With the Python client, you are able to move images directly from Google Colab into your DataTorch project, with a few simple lines of code.

# Import datatorch
import datatorch

# Assign API and Project to variables and set the api_url parameter to the DataTorch URL
api = datatorch.api.ApiClient(api_key='abcwe34bf-5fe4-41c3-3449-59fb4c25b230', api_url='https://datatorch.io')
proj = api.project(loginOrId = 'r9128c45-fc1b-4333-a5d2-2ea4a35sd9c0')

# Our dataset is 100k images, so we will just upload the first 1000 and do it in batches
first1000 = sorted(os.listdir())[0:1000]

# Iterate through files and run the upload_to_default_filesource command for each of them
import os
for filename in first1000:
  file = open(filename,'rb')
  api.upload_to_default_filesource(proj,file)

NOTE: Due to limitations in the cloud storage APIs, you are only able to manage 1000 files per folder in cloud storage.
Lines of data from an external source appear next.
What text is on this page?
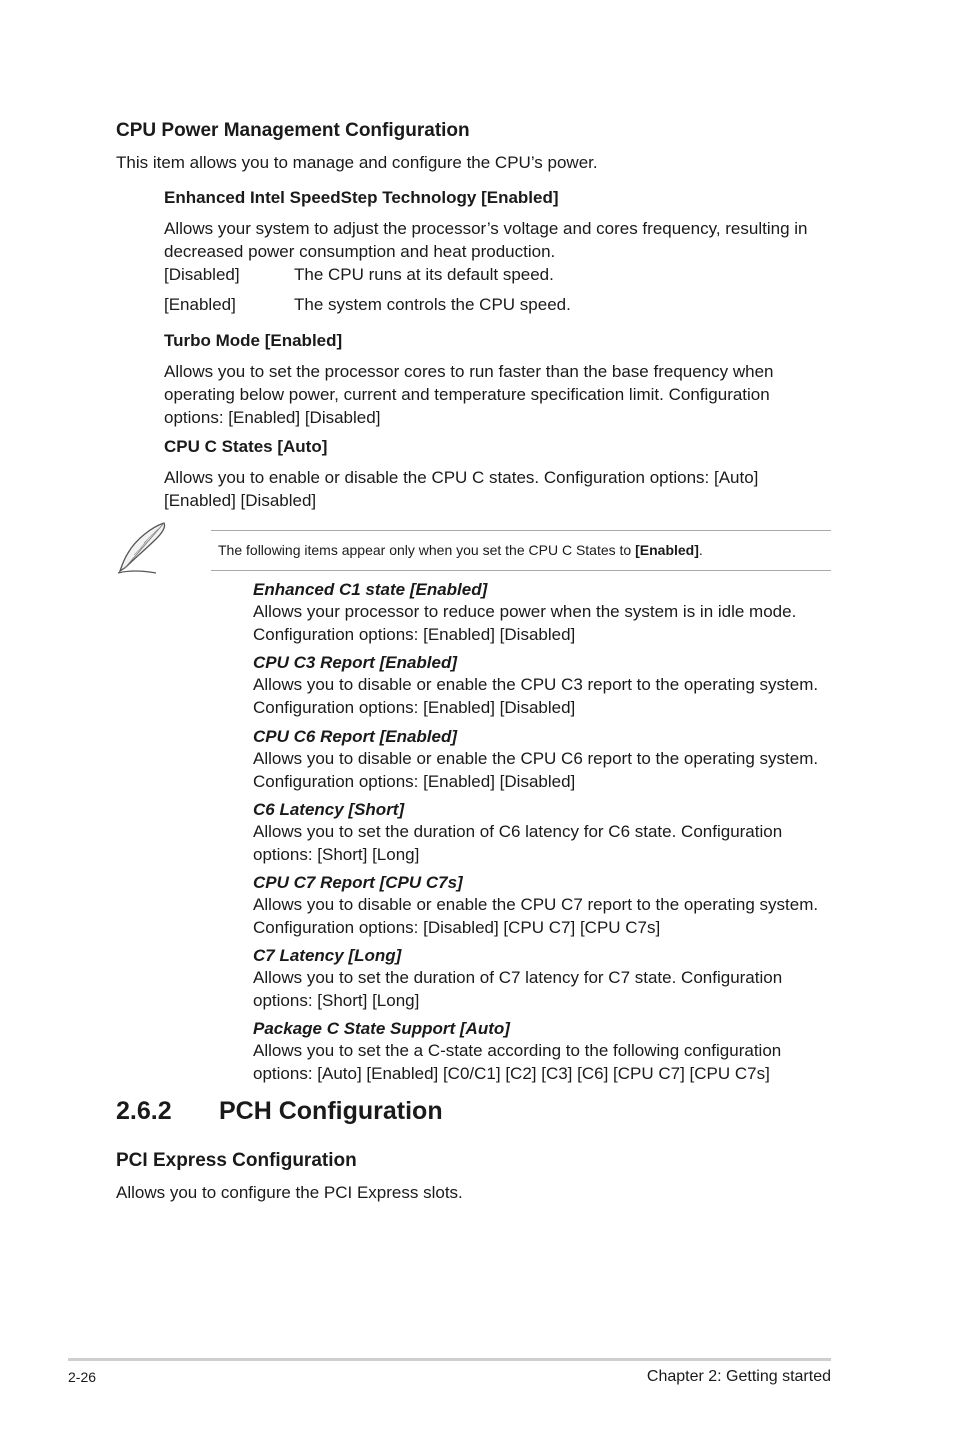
CPU Power Management Configuration
This item allows you to manage and configure the CPU’s power.
Enhanced Intel SpeedStep Technology [Enabled]
Allows your system to adjust the processor’s voltage and cores frequency, resulting in decreased power consumption and heat production.
[Disabled]	The CPU runs at its default speed.
[Enabled]	The system controls the CPU speed.
Turbo Mode [Enabled]
Allows you to set the processor cores to run faster than the base frequency when operating below power, current and temperature specification limit. Configuration options: [Enabled] [Disabled]
CPU C States [Auto]
Allows you to enable or disable the CPU C states. Configuration options: [Auto] [Enabled] [Disabled]
The following items appear only when you set the CPU C States to [Enabled].
Enhanced C1 state [Enabled]
Allows your processor to reduce power when the system is in idle mode.
Configuration options: [Enabled] [Disabled]
CPU C3 Report [Enabled]
Allows you to disable or enable the CPU C3 report to the operating system.
Configuration options: [Enabled] [Disabled]
CPU C6 Report [Enabled]
Allows you to disable or enable the CPU C6 report to the operating system.
Configuration options: [Enabled] [Disabled]
C6 Latency [Short]
Allows you to set the duration of C6 latency for C6 state. Configuration
options: [Short] [Long]
CPU C7 Report [CPU C7s]
Allows you to disable or enable the CPU C7 report to the operating system.
Configuration options: [Disabled] [CPU C7] [CPU C7s]
C7 Latency [Long]
Allows you to set the duration of C7 latency for C7 state. Configuration
options: [Short] [Long]
Package C State Support [Auto]
Allows you to set the a C-state according to the following configuration
options: [Auto] [Enabled] [C0/C1] [C2] [C3] [C6] [CPU C7] [CPU C7s]
2.6.2 PCH Configuration
PCI Express Configuration
Allows you to configure the PCI Express slots.
2-26	Chapter 2: Getting started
Thus, you may need to subdivide folders in your cloud storage so that each one has no more than 1000 files.

# Set up DataTorch

First, make sure you have an existing project created.

Then install the Python client for accessing your project programmatically:

# Install with pip. Requires Python 3. You may need to use pip3
pip install datatorch

# Authenticate Access

DataTorch uses API keys to authenticate the client. API keys are generated in your account settings (opens new window) which you can access by clicking the user icon in the upper right hand corner.

Figure 1: Click here to enter user settings

Afterwards, click on "Access Tokens", then "New Key". Enter a name for your key then click "Create" to generate a new key.

Figure 2: API key

# Get Project ID

In order to upload data to your project, you will need the project ID, which is found in the settings section of your project:

Figure 3: Project ID

# Example Script

Currently, the Python client only allows upload to the default DataTorch Storage. Use the upload_to_default_filesource() function to do so:

# Import datatorch
import datatorch

# Assign API and Project to variables and set the api_url parameter to the DataTorch URL
api = datatorch.api.ApiClient(api_key='abcwe34bf-5fe4-41c3-3449-59fb4c25b230', api_url='https://datatorch.io')
proj = api.project(loginOrId = 'r9128c45-fc1b-4333-a5d2-2ea4a35sd9c0')

# Our dataset is 100k images, so we will just upload the first 1000 and do it in batches
first1000 = sorted(os.listdir())[0:1000]

# Iterate through files and run the upload_to_default_filesource command for each of them
import os
for filename in first1000:
  file = open(filename,'rb')
  api.upload_to_default_filesource(proj,file)